— Голодные. Дети. Трупики.
— Что? — в ужасе спросил Пусторослев.
И в тишине послышались еще более простые и земные слова:
— На гривенник молока.
Кратко и жутко промелькнул, едва возник и уже клонился к закату, морозный день. На Невском зажигались фонари. Украдкой. Никто не видел, как они вспыхнули, И свет их был ясный и беспокойный.
На перекрестке двух шумных улиц, остановившись на минуту переждать толчею экипажей, Пусторослев увидел поэта-декадента Приклонского. Медленною, развинченною походкою Приклонский подошел к Пусторослеву и молча пожал ему руку.
Пусторослев не любил Приклонского. Считал его шарлатаном. В этом смысле высказывался кое-где. До Приклонского, очевидно, дошли резкие отзывы Пусторослева. Как-то, встретясь на одном из тех вечеров, где все бывают и где всем бывает скучно, Приклонский подошел к Пусторослеву и без всякого повода начал рассказывать, по обычаю своему, очень парадоксально, что все писатели разделяются на два разряда: дилетанты и шарлатаны. Пусторослеву стало неловко. С тех пор чувство неловкости всегда охватывало Пусторослева, когда он встречался с Приклонским. Странные, опьяненно-веселые и невнимательные глаза Приклонского наводили на Пусторослева тоску.
Но теперь Пусторослев обрадовался этой встрече.

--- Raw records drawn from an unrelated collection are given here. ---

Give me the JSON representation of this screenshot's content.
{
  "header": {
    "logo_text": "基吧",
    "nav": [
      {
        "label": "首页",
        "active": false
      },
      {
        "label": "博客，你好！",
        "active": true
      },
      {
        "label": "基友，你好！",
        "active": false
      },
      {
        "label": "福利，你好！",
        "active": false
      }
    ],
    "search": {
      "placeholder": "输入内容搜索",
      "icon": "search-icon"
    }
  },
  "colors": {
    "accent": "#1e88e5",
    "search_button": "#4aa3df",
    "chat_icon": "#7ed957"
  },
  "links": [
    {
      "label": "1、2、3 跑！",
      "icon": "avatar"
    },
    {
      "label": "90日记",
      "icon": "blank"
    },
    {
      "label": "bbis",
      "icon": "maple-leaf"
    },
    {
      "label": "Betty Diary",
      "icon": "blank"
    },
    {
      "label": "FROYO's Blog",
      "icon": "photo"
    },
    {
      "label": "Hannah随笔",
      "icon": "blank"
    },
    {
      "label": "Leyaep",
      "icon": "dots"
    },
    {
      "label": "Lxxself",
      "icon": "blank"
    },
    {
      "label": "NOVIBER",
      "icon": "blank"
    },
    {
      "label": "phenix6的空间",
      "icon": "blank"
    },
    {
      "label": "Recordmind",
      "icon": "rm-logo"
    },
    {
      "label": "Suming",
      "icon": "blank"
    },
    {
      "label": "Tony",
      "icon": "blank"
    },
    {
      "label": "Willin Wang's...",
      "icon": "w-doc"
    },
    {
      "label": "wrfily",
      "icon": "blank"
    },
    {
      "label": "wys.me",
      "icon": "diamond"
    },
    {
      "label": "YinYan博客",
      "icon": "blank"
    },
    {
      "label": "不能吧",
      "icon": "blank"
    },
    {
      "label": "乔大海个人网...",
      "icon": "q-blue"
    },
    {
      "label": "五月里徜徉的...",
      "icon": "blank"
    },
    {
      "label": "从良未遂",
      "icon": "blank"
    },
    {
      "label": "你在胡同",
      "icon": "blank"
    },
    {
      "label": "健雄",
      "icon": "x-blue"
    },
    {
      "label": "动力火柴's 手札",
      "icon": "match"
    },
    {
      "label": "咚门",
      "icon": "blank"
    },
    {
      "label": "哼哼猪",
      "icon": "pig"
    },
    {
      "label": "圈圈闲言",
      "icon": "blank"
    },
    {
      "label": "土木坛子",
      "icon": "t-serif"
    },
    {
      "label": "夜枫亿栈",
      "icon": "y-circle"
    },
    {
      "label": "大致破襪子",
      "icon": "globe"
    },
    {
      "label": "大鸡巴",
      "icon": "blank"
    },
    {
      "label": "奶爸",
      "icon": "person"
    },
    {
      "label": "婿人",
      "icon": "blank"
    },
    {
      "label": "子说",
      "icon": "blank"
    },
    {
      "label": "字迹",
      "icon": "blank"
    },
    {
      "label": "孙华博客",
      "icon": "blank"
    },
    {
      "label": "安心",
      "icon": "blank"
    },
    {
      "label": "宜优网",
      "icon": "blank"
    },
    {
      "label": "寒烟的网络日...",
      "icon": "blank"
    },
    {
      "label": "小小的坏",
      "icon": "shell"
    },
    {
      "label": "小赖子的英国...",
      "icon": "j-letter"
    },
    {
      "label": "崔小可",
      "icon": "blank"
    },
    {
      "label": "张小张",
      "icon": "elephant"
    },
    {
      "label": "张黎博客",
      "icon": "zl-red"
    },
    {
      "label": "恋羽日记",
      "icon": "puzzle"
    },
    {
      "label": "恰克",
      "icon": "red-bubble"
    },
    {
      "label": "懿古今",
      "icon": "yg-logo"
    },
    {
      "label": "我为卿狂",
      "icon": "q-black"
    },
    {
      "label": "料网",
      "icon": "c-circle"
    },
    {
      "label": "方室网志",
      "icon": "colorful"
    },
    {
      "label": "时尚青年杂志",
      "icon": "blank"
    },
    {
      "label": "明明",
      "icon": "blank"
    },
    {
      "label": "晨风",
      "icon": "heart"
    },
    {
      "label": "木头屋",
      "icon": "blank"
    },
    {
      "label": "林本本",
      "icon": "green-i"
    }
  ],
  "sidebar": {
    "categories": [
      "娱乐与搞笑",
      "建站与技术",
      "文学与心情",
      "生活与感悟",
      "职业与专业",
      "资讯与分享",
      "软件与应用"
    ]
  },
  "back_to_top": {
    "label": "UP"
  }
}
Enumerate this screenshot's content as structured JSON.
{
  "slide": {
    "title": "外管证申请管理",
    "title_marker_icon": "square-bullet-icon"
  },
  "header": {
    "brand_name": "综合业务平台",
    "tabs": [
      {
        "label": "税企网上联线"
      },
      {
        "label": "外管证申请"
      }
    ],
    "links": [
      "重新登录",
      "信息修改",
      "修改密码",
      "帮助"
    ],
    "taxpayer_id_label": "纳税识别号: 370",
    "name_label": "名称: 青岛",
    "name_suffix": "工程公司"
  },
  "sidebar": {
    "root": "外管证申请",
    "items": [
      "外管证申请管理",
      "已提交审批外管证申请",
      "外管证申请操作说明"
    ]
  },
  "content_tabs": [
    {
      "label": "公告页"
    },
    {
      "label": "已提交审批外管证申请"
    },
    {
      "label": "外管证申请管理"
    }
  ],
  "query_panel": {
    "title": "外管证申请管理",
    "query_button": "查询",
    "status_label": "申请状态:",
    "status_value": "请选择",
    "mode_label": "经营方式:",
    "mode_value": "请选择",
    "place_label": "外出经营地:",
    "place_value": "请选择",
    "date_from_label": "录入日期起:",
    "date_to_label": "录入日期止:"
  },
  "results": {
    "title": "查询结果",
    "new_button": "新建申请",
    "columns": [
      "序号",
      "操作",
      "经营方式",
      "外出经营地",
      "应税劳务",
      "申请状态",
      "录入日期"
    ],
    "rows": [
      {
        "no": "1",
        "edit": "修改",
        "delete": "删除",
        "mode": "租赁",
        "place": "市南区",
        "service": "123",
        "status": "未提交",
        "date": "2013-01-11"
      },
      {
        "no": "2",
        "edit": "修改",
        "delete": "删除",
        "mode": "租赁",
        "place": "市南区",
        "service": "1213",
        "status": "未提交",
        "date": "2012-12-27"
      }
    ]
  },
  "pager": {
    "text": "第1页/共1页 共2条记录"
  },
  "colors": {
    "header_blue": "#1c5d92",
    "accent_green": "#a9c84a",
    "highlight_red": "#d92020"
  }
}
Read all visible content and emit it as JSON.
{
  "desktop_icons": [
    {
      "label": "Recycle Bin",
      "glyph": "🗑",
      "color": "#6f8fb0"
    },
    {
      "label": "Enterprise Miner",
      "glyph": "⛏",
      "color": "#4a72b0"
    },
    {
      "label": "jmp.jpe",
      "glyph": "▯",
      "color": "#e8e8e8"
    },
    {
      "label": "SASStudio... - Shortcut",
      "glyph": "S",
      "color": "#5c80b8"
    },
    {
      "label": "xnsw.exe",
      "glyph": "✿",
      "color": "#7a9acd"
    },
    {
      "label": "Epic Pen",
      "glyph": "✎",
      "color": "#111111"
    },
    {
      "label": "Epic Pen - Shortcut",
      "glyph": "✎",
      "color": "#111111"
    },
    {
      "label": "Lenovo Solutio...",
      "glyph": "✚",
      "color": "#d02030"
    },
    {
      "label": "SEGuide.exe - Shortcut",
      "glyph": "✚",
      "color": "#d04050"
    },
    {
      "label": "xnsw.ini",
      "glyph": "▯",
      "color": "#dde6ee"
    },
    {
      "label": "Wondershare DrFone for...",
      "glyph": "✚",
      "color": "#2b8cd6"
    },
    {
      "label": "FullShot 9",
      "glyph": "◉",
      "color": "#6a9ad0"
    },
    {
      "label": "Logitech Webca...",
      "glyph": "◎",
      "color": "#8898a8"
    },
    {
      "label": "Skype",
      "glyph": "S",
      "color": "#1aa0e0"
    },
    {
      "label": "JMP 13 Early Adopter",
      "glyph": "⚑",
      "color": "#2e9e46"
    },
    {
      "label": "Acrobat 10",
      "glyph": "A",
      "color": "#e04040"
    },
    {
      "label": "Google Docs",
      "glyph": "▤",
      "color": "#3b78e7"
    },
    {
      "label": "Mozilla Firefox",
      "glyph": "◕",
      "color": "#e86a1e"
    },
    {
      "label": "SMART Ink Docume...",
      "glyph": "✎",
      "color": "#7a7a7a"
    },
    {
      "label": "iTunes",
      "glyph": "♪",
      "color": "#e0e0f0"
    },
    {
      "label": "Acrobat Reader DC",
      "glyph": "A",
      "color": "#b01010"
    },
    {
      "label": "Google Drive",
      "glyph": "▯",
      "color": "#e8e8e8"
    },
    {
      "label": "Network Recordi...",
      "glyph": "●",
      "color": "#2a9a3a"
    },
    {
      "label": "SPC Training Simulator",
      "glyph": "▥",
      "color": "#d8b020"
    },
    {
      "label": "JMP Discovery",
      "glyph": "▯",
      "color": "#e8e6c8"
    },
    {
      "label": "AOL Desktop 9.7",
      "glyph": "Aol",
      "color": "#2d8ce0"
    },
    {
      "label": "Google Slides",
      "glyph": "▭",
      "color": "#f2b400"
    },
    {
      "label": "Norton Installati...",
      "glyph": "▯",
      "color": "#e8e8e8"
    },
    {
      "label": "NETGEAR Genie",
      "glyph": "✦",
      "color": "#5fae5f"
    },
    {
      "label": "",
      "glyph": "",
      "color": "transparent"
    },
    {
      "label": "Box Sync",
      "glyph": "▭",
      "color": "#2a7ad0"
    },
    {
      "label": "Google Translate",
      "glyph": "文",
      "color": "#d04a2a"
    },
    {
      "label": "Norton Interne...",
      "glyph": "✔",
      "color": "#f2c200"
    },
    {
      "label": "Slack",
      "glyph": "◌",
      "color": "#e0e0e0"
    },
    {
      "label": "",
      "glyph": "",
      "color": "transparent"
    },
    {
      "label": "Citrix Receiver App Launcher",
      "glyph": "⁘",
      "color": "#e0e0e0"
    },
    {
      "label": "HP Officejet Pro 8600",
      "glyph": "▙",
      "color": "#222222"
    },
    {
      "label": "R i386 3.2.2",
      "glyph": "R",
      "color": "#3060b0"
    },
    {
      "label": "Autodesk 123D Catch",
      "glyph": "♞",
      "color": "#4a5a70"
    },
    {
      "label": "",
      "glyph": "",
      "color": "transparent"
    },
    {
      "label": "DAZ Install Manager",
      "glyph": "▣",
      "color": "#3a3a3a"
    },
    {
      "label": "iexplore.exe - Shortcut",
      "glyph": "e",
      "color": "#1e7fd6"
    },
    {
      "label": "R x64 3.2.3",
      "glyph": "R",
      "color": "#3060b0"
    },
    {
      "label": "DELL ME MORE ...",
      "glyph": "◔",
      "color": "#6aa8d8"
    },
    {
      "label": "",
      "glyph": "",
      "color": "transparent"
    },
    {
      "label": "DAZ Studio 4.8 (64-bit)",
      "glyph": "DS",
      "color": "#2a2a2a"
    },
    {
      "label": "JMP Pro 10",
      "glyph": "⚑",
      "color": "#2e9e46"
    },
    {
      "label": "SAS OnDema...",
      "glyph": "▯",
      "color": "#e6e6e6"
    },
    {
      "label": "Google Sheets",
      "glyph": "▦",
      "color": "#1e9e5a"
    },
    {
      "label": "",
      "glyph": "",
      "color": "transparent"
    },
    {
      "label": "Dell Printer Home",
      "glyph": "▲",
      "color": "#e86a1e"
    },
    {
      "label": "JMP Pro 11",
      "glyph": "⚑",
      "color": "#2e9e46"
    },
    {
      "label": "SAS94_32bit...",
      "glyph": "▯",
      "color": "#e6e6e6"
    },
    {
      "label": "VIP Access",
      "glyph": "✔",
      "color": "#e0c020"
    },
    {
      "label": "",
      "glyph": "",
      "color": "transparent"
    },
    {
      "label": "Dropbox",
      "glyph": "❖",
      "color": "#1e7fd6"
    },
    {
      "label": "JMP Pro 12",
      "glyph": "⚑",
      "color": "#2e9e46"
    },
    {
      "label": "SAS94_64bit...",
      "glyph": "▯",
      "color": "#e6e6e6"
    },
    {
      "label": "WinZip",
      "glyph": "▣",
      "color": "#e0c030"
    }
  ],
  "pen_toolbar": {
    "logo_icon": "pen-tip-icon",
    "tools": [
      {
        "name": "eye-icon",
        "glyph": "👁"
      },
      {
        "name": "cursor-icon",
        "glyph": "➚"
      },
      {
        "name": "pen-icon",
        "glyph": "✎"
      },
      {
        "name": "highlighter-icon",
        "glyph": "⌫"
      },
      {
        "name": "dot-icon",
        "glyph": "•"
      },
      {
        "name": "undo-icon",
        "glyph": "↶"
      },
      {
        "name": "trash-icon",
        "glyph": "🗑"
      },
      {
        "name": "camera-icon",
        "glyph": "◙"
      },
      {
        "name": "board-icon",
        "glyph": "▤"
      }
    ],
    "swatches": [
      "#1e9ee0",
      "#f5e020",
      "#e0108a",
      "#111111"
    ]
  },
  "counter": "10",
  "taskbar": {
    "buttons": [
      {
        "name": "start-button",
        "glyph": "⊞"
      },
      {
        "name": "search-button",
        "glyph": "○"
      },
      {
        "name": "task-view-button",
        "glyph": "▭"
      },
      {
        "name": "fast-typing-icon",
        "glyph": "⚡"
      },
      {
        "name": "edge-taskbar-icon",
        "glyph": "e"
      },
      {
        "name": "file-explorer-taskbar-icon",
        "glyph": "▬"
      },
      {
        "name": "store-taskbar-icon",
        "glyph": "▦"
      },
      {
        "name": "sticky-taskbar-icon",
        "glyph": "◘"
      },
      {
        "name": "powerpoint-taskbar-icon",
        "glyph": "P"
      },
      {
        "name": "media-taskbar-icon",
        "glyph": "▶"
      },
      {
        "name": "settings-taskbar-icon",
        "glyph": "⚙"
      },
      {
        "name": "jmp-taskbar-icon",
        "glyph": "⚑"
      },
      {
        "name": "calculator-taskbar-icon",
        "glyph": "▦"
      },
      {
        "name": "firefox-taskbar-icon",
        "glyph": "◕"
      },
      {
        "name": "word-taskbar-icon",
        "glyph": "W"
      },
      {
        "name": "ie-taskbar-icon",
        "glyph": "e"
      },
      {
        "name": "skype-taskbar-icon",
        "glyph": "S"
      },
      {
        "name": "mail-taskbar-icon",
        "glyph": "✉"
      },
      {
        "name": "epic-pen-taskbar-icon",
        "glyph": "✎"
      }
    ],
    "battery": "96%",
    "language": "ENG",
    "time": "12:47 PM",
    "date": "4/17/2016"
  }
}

— Приключение по вашей части, — сказал он, стараясь говорить иронично и вдруг чувствуя с досадою, что это ему не удается.
И он рассказал о белом мальчике. Досадно было, что рассказ выходит в сбивающемся тоне.
— Призраки держат себя странно, — закончил он, — вместо откровений о загробном мире какой-то детский и совершенно земной лепет.
Приклонский выслушал так спокойно, как рассказ о самом обыкновенном событии.
— Что вас удивляет? — спросил он. — Земное не ниже и не хуже небесного. Между этим и тем миром не такое соотношение, что одно хуже, а другое лучше. Плоть так же свята, как и дух.
— Но «на гривенник молока» — это все же слишком прозаично, — возразил Пусторослев.
Приклонский помолчал, спокойно посмотрел на него и заговорил, как бы отвечая на какие-то другие, более интересные слова:
— Мы живем среди природы, которая вся насквозь проникнута стремлением к жизни. Тысячелетия тому назад волевая энергия природы была так велика, что возникли бесчисленные разности жизни на земле. Теперь энергия природы принимает иной характер: природа стремится не только к бытию, — она стремится к тому, чтобы осознать себя. Нас окружает страстное желание не только быть, но быть самым сознательным, — быть человеком, и более, чем человеком. Те домашние, маленькие нежити, которых вы давно чувствовали вокруг себя, настойчиво стучались в двери вашего сознания. Вам надлежит теперь отдаться с доверчивостью тому приключению, которое вас ожидает. Они вас не обманут. По крайней мере, смело можно утверждать, что они не сделают с вами ничего такого, возможности чего не заложены в вас самих.
По-видимому, Приклонский собирался говорить еще долго. Но в легком дрожании его губ, которое придавало его некрасивому, преждевременно увядшему лицу ироническое выражение, Пусторослеву почудилось желание мистифицировать его. Он начал слушать рассеянно и наконец сказал:
— Просто нервы у меня не в порядке.
— Просто, — неопределенным тоном повторил Приклонский.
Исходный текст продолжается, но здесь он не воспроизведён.